Por Lucília Tiago, in Dinheiro Vivo
O número de portugueses em risco de pobreza aumentou em cerca de 100 mil entre o início da crise (em 2008) e o ano em que a economia regressou a terreno positivo (2014), o que significa que no ano passado estavam nesta situação 2,86 milhões de pessoas. A situação é menos grave quando se têm em conta as transferências socais mas, mesmo assim, os dados divulgados esta sexta-feira pelo Eurostat mostram que a tendência se agravou ao longo daqueles seis anos.
Em média, um em cada quatro cidadãos da União Europeia (ou seja 24,4%) apresentava em 2014 um perfil e nível de rendimentos que o colocava em risco de pobreza. Traduzindo em números, esta percentagem equivale a 121,86 milhões de pessoas. Deste total, 2,85 milhões vivem em Portugal, o que equivale a 27,5% da população nacional.
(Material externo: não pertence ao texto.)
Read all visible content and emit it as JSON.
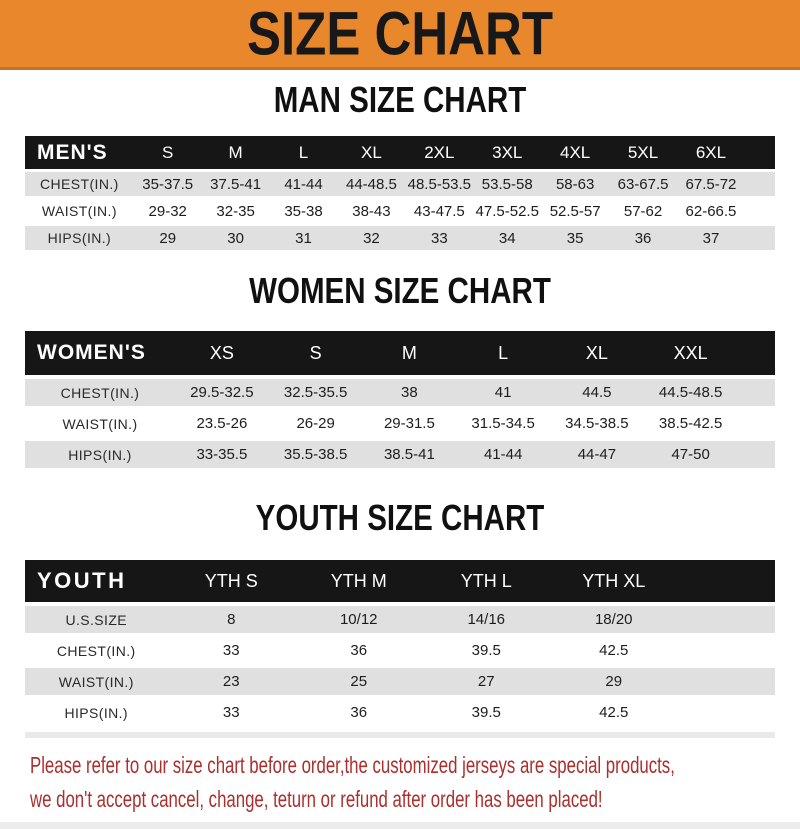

Os dados do Eurostat, divulgados a propósito do Dia Internacional de Erradicação da Pobreza, mostram que a crise deixou marcas na maioria dos países que integram a UE, que viram o universo de pessoas em risco de por base aumentar entre 2008 e 2014. As exceções a esta regra são poucas e nem a Alemanha escapou.
Mesmo quando este risco é medido depois de se terem em conta as transferências sociais, verifica-se que a tendência se agravou entre 2008 e 2014. O que pode ser explicado pelo facto de muitos Estados se terem visto obrigados a reduzir as despesas em apoios sociais. Esta tendência de corte nos apoios terá sido mais expressiva nos países que estiveram ou se encontram ainda sob o efeito de programas de ajustamento financeiro.
Por cá, entre 2008 e 2014, vários fatores terão contribuído para esta situação já que neste período registou-se uma redução do universo de famílias elegíveis para receber o abono de família, assistiu-se a um corte do valor do subsídio de desemprego, ao congelamento das reformas ou ainda a um aperto nos critérios de concessão do rendimento mínimo ou do complemento social para idosos. Considerando o impacto destas transferências sociais, constata-se que em 2008 se encontravam em risco de pobreza 18,5% dos portugueses e que em 2014 eram 19,5% (igual ao valor observado em 2013).
Portugal está ainda assim, longe de ser dos países com piores indicadores. A lista de Estados-membros com maior percentagem de pessoas em risco de pobreza é liderada pela Roménia (40,2%) e pela Bulgária (40,1%), seguindo-se a Grécia (36%), Espanha (29,2%) e Itália (28,1%). No extremo oposto desta tabela, surgem a República Checa, Suécia, Holanda, Finlândia e Dinamarca, todos com menos de 18%.
Grécia lidera subidas
Por trás desta fotografia de valores finais, esconde-se a movimentação registada de 2008 para 2014 que coloca a Grécia no topo da lista dos países que viram aumentar de forma mais expressiva a população em risco de pobreza (que disparou naquele período, quase 8 pontos percentuais). O efeito dos vários planos de austeridade (a Grécia prepara-se para entrar, de forma consecutiva, no terceiro) contribuíram para que o risco de pobreza entre os gregos se tivesse acentuado mesmo quando este indicador têm em conta as transferências sociais - que ajudam a equilibrar o rendimento das famílias mais pobres.
Os indicadores utilizados pelo Eurostat consideram encontrar-se em risco de pobreza os portugueses que que em 2014 tinham um rendimento anual inferior a 4937 euros - ou 10368 euros quando está em causa um casal com duas crianças.
Famílias com crianças estão mais vulneráveis
O Instituto Nacional de Estatística revelou também esta sexta-feira os resultados do seu inquérito ao rendimento e condições de vida em 2013 que mostram que 19,5% das pessoas estava em risco de pobreza (mais 0,7 pp do que em 2012). Destes, um em cada cinco já estava nesta situação em pelo menos dois dos três anos anteriores.
As crianças foram o grupo mais afetado pelo aumento da pobreza e onde este risco é mais elevado, atingindo 25,6%. Por este motivo, as famílias com crianças foram as mais afetadas e são as que apresentam uma situação mais frágil.
O INE mostra ainda que cerca de 73,6% das pessoas em risco de pobreza travou idas ao médico ou a realização de exames por não ter capacidade financeira para os pagar. Esta percentagem é ainda maior, atingindo os 96,4% quando estão em causa tratamentos dentários.